Simultaneously, the 156 countries that have tariffs in place on disinfectants and sanitisation products should be encouraged to drop them immediately. It would cost only US$2 billion to substitute those revenues, for example, through a World Bank grant.
It’s in everyone’s interest to ensure developing countries have the best chance of managing this crisis, or the coronavirus will become entrenched there and create a permanent break on economic recovery, plus risking an emerging markets financial crisis. Value-chains are now heavily globalised — no country will recover properly from this crisis until global value chains are back up and moving.
The global nature of the economic shock we are facing, with simultaneous collapses in both supply and demand, means we need the first truly global fiscal stimulus in history.
That stimulus should be channeled not only to big businesses and lead firms, but to the workers and small to mid-size enterprises worldwide that underpin the global economy.

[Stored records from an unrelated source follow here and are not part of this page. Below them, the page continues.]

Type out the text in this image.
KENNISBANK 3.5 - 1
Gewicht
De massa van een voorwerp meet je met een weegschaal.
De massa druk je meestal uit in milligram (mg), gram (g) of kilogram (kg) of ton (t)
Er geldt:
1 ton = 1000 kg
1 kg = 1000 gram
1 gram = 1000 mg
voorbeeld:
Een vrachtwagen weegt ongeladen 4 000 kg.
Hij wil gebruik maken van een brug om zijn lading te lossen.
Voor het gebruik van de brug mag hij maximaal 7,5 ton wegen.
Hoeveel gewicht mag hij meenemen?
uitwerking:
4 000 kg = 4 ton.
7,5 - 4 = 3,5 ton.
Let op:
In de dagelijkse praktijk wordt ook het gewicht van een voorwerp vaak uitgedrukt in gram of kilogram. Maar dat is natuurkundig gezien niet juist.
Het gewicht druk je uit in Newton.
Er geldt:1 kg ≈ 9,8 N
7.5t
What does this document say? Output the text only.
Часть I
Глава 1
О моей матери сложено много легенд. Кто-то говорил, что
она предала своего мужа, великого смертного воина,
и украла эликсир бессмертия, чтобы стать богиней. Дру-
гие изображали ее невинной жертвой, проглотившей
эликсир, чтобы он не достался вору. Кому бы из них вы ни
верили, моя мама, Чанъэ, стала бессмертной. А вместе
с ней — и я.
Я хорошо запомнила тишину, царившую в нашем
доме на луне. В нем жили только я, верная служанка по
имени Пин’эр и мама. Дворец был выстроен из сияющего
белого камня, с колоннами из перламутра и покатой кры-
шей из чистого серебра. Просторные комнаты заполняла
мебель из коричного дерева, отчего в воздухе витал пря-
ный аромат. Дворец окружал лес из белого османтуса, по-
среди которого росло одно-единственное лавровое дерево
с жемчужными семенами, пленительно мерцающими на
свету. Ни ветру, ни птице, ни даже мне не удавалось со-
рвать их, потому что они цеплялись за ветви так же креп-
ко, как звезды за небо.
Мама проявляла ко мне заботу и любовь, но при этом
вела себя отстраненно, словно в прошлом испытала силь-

It’s not enough to protect the major suppliers: we need to protect their suppliers, and the global consumer demand — the household income — that will slowly draw the global economy back to life.
The need here is not just to coordinate fiscal expansions but to fund them, especially for developing countries. This will require creative thinking about how to mobilise large injections of concessional finance—not only from multilateral development banks, but also from private lenders such as pension funds, who will be in a hunt for even low-growth investment opportunities. Development finance institutions may need to work together to create new mechanisms for collective credit easing for emerging market private sectors. And there may be a need to access Special Drawing Rights (SDRs) at the International Monetary Fund, suspend bilateral debt repayments, and coordinate central bank currency swaps.
All of this should take place within an overall coordination mechanism prioritising capital allocation to response-critical sectors and value-chains such as medical supply manufacturing.
Finally, but perhaps most importantly, the key task of the G20 is to make clear that global leaders stand united in their commitment to do whatever it takes to protect people.
The choice between profits and people is a false one. There can be no economy, let alone economic growth, without health and safety. A clear statement of commitment by G20 leaders to work together to protect people will calm nervous markets and citizens. And it will provide the foundation of trust, without which international cooperation and global markets may quickly falter, as a spiral of protectionism and bear market panic sets in.
The tragic irony of this crisis is that social distancing makes clear just how much we are all in this together. Now is the G20’s moment to help us begin to find our path out of this crisis — together.